< Psalmen 125 >

1 Een lied Hammaaloth. Die op den HEERE vertrouwen, zijn als de berg Sion, die niet wankelt, maar blijft in eeuwigheid.
Надеющиися на Господа, яко гора Сион: не подвижится в век живый во Иерусалиме.
2 Rondom Jeruzalem zijn bergen; alzo is de HEERE rondom Zijn volk, van nu aan tot in der eeuwigheid.
Горы окрест его, и Господь окрест людий Своих, отныне и до века.
3 Want de scepter der goddeloosheid zal niet rusten op het lot der rechtvaardigen; opdat de rechtvaardigen hun handen niet uitstrekken tot onrecht.
Яко не оставит Господь жезла грешных на жребий праведных, яко да не прострут праведнии в беззакония рук своих.
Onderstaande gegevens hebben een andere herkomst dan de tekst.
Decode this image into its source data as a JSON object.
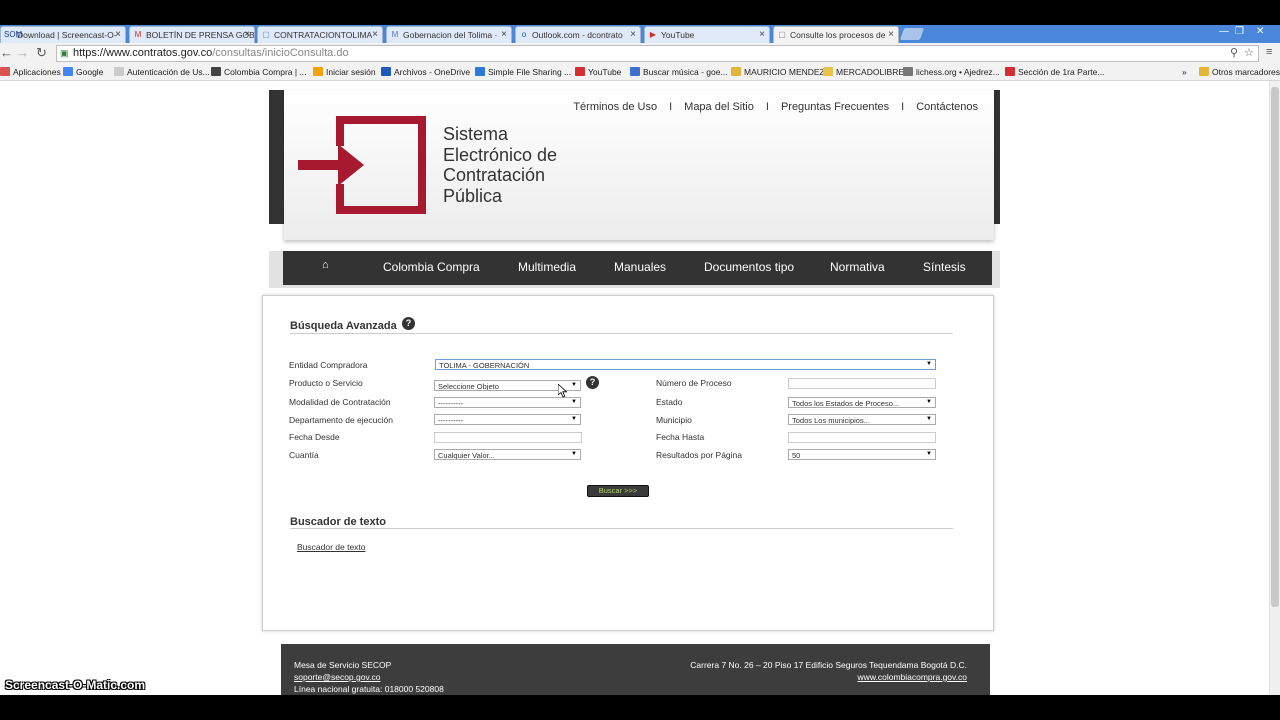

4 HEERE! doe den goeden wel, en dengenen, die oprecht zijn in hun harten.
Ублажи, Господи, благия и правыя сердцем.
5 Maar die zich neigen tot hun kromme wegen, die zal de HEERE weg doen gaan met de werkers der ongerechtigheid. Vrede zal over Israel zijn!
Уклоняющыяся же в развращения отведет Господь с делающими беззаконие: мир на Израиля.